あの子の顔には、どこか“感情”が欠落していた。泣いていた。だが、泣き方が“普通”じゃなかった。感情を吐き出すためではなく、防御反応として流れる涙。謝罪は、命乞いのように繰り返された。
「九九を暗唱しながら走らないと許さないからね!」
そう怒鳴って、彼女はまた自転車を漕ぎ始めた。後ろを振り返りもせず、ゲロを吐く我が子を見捨てたまま。
その異常さに、ついに我々も動いた。
友人は少年のもとへ。自分は母親を追った。問いかけると、返ってきた言葉は笑い混じりの狂気だった。
「あんなの仮病よ。
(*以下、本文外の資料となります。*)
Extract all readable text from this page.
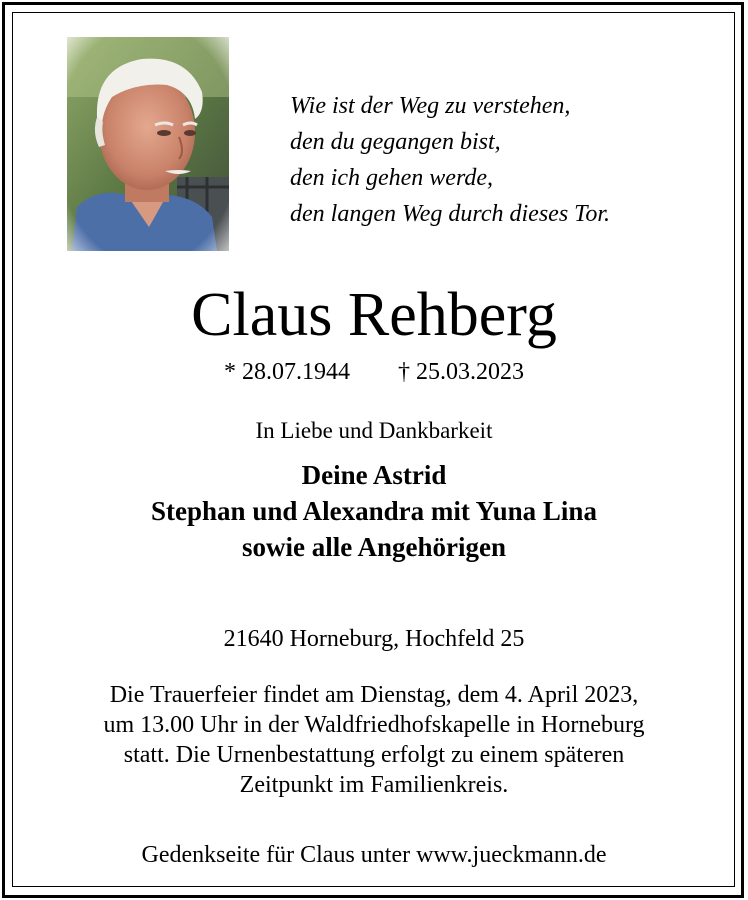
Wie ist der Weg zu verstehen,
den du gegangen bist,
den ich gehen werde,
den langen Weg durch dieses Tor.
Claus Rehberg
* 28.07.1944 † 25.03.2023
In Liebe und Dankbarkeit
Deine Astrid
Stephan und Alexandra mit Yuna Lina
sowie alle Angehörigen
21640 Horneburg, Hochfeld 25
Die Trauerfeier findet am Dienstag, dem 4. April 2023,
um 13.00 Uhr in der Waldfriedhofskapelle in Horneburg
statt. Die Urnenbestattung erfolgt zu einem späteren
Zeitpunkt im Familienkreis.
Gedenkseite für Claus unter www.jueckmann.de
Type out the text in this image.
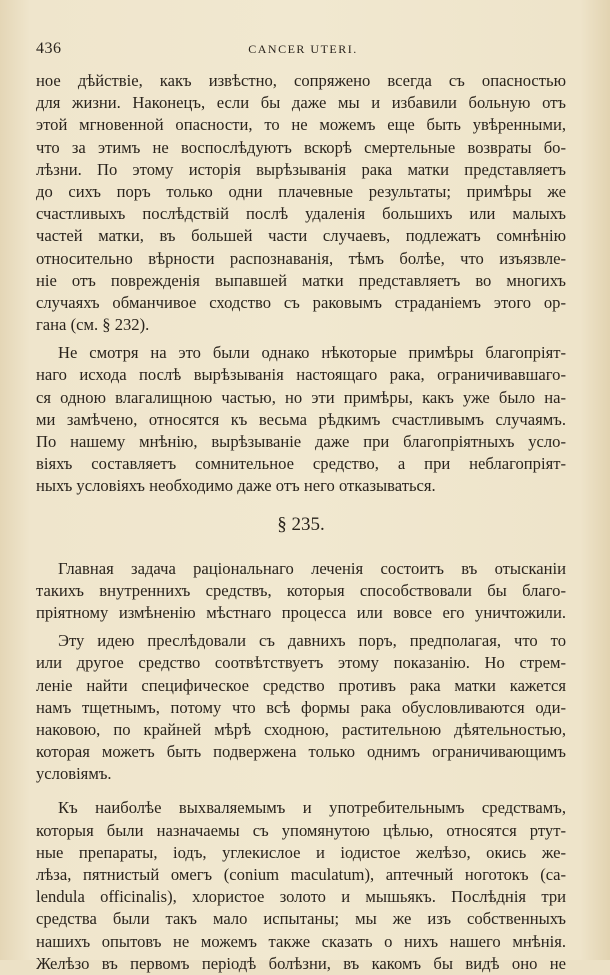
436	CANCER UTERI.
ное дѣйствіе, какъ извѣстно, сопряжено всегда съ опасностью
для жизни. Наконецъ, если бы даже мы и избавили больную отъ
этой мгновенной опасности, то не можемъ еще быть увѣренными,
что за этимъ не воспослѣдуютъ вскорѣ смертельные возвраты бо-
лѣзни. По этому исторія вырѣзыванія рака матки представляетъ
до сихъ поръ только одни плачевные результаты; примѣры же
счастливыхъ послѣдствій послѣ удаленія большихъ или малыхъ
частей матки, въ большей части случаевъ, подлежатъ сомнѣнію
относительно вѣрности распознаванія, тѣмъ болѣе, что изъязвле-
ніе отъ поврежденія выпавшей матки представляетъ во многихъ
случаяхъ обманчивое сходство съ раковымъ страданіемъ этого ор-
гана (см. § 232).
Не смотря на это были однако нѣкоторые примѣры благопріят-
наго исхода послѣ вырѣзыванія настоящаго рака, ограничивавшаго-
ся одною влагалищною частью, но эти примѣры, какъ уже было на-
ми замѣчено, относятся къ весьма рѣдкимъ счастливымъ случаямъ.
По нашему мнѣнію, вырѣзываніе даже при благопріятныхъ усло-
віяхъ составляетъ сомнительное средство, а при неблагопріят-
ныхъ условіяхъ необходимо даже отъ него отказываться.
§ 235.
Главная задача раціональнаго леченія состоитъ въ отысканіи
такихъ внутреннихъ средствъ, которыя способствовали бы благо-
пріятному измѣненію мѣстнаго процесса или вовсе его уничтожили.
Эту идею преслѣдовали съ давнихъ поръ, предполагая, что то
или другое средство соотвѣтствуетъ этому показанію. Но стрем-
леніе найти специфическое средство противъ рака матки кажется
намъ тщетнымъ, потому что всѣ формы рака обусловливаются оди-
наковою, по крайней мѣрѣ сходною, растительною дѣятельностью,
которая можетъ быть подвержена только однимъ ограничивающимъ
условіямъ.
Къ наиболѣе выхваляемымъ и употребительнымъ средствамъ,
которыя были назначаемы съ упомянутою цѣлью, относятся ртут-
ные препараты, іодъ, углекислое и іодистое желѣзо, окись же-
лѣза, пятнистый омегъ (conium maculatum), аптечный ноготокъ (ca-
lendula officinalis), хлористое золото и мышьякъ. Послѣднія три
средства были такъ мало испытаны; мы же изъ собственныхъ
нашихъ опытовъ не можемъ также сказать о нихъ нашего мнѣнія.
Желѣзо въ первомъ періодѣ болѣзни, въ какомъ бы видѣ оно не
熱なんて、運動すれば出るわよ」
「きゃー!ここに犯罪者がいます〜!あは、アハハハハ!」
演技か本気か、境界が曖昧すぎて判断できない。彼女は壊れていた。
運のいいことに、通りすがりのご老人が立ち止まってくれた。事情を話すと、「ああ、その親子は有名なんだ」と語り出した。
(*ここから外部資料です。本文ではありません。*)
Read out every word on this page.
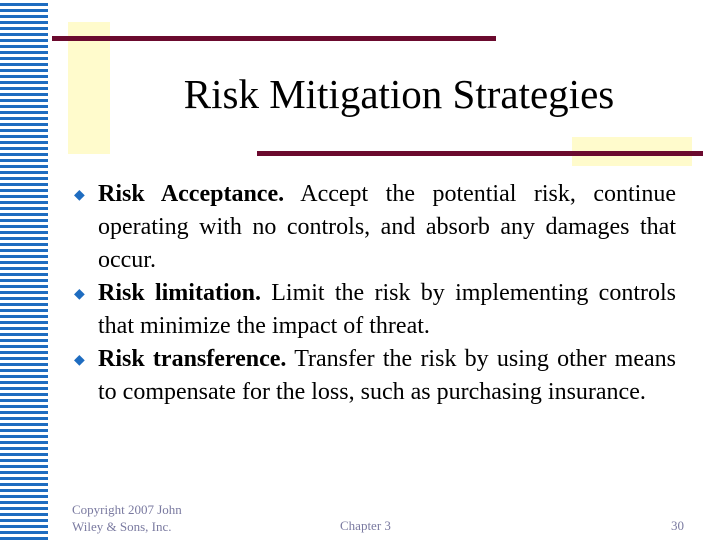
Risk Mitigation Strategies
◆ Risk Acceptance. Accept the potential risk, continue operating with no controls, and absorb any damages that occur.
◆ Risk limitation. Limit the risk by implementing controls that minimize the impact of threat.
◆ Risk transference. Transfer the risk by using other means to compensate for the loss, such as purchasing insurance.
Copyright 2007 John Wiley & Sons, Inc.	Chapter 3	30
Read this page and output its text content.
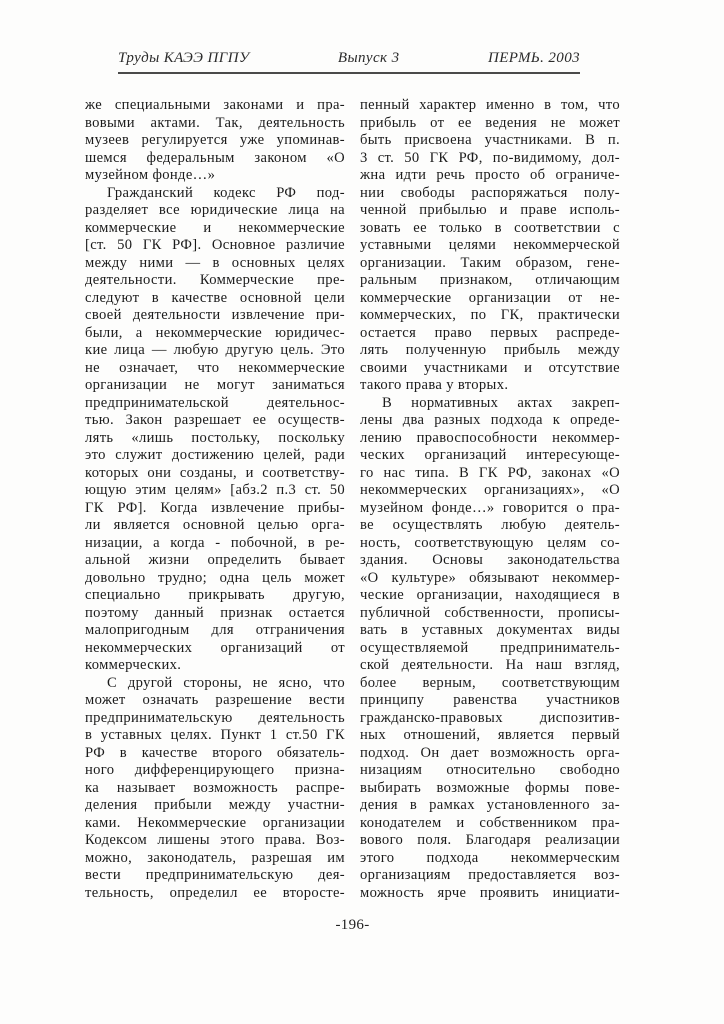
Труды КАЭЭ ПГПУ	Выпуск 3	ПЕРМЬ. 2003
же специальными законами и пра-
вовыми актами. Так, деятельность
музеев регулируется уже упоминав-
шемся федеральным законом «О
музейном фонде…»
Гражданский кодекс РФ под-
разделяет все юридические лица на
коммерческие и некоммерческие
[ст. 50 ГК РФ]. Основное различие
между ними — в основных целях
деятельности. Коммерческие пре-
следуют в качестве основной цели
своей деятельности извлечение при-
были, а некоммерческие юридичес-
кие лица — любую другую цель. Это
не означает, что некоммерческие
организации не могут заниматься
предпринимательской деятельнос-
тью. Закон разрешает ее осуществ-
лять «лишь постольку, поскольку
это служит достижению целей, ради
которых они созданы, и соответству-
ющую этим целям» [абз.2 п.3 ст. 50
ГК РФ]. Когда извлечение прибы-
ли является основной целью орга-
низации, а когда - побочной, в ре-
альной жизни определить бывает
довольно трудно; одна цель может
специально прикрывать другую,
поэтому данный признак остается
малопригодным для отграничения
некоммерческих организаций от
коммерческих.
С другой стороны, не ясно, что
может означать разрешение вести
предпринимательскую деятельность
в уставных целях. Пункт 1 ст.50 ГК
РФ в качестве второго обязатель-
ного дифференцирующего призна-
ка называет возможность распре-
деления прибыли между участни-
ками. Некоммерческие организации
Кодексом лишены этого права. Воз-
можно, законодатель, разрешая им
вести предпринимательскую дея-
тельность, определил ее второсте-
пенный характер именно в том, что
прибыль от ее ведения не может
быть присвоена участниками. В п.
3 ст. 50 ГК РФ, по-видимому, дол-
жна идти речь просто об ограниче-
нии свободы распоряжаться полу-
ченной прибылью и праве исполь-
зовать ее только в соответствии с
уставными целями некоммерческой
организации. Таким образом, гене-
ральным признаком, отличающим
коммерческие организации от не-
коммерческих, по ГК, практически
остается право первых распреде-
лять полученную прибыль между
своими участниками и отсутствие
такого права у вторых.
В нормативных актах закреп-
лены два разных подхода к опреде-
лению правоспособности некоммер-
ческих организаций интересующе-
го нас типа. В ГК РФ, законах «О
некоммерческих организациях», «О
музейном фонде…» говорится о пра-
ве осуществлять любую деятель-
ность, соответствующую целям со-
здания. Основы законодательства
«О культуре» обязывают некоммер-
ческие организации, находящиеся в
публичной собственности, прописы-
вать в уставных документах виды
осуществляемой предприниматель-
ской деятельности. На наш взгляд,
более верным, соответствующим
принципу равенства участников
гражданско-правовых диспозитив-
ных отношений, является первый
подход. Он дает возможность орга-
низациям относительно свободно
выбирать возможные формы пове-
дения в рамках установленного за-
конодателем и собственником пра-
вового поля. Благодаря реализации
этого подхода некоммерческим
организациям предоставляется воз-
можность ярче проявить инициати-
-196-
過去にも何度か通報されている。警察も、児童相談所も、その存在は知っている。
だが、現実は動かない。理由は単純だ。「子供が暴れる」からだという。
この手の話では、善意が逆効果になることがある。
通報すれば、「お前がしっかりしないから、見知らぬ男に声をかけられたんだ」と、母親の暴力と罵声が数倍に増して返ってくる。
子の命綱が、加害者の手の中にある限り、正義は振り回すだけでは意味を成さない。
夕方の空には、不穏な熱気と低い雲。まるでこの一件を見届けた空が、雨をためらっているようだった。
結局、自分たちは何もできなかった。
助けたとは言えない。ただ、彼をほんのひととき、死なない程度に冷やしただけだ。
その“間”が、将来のどこかで彼の命を繋ぐことを、ただ願うしかない。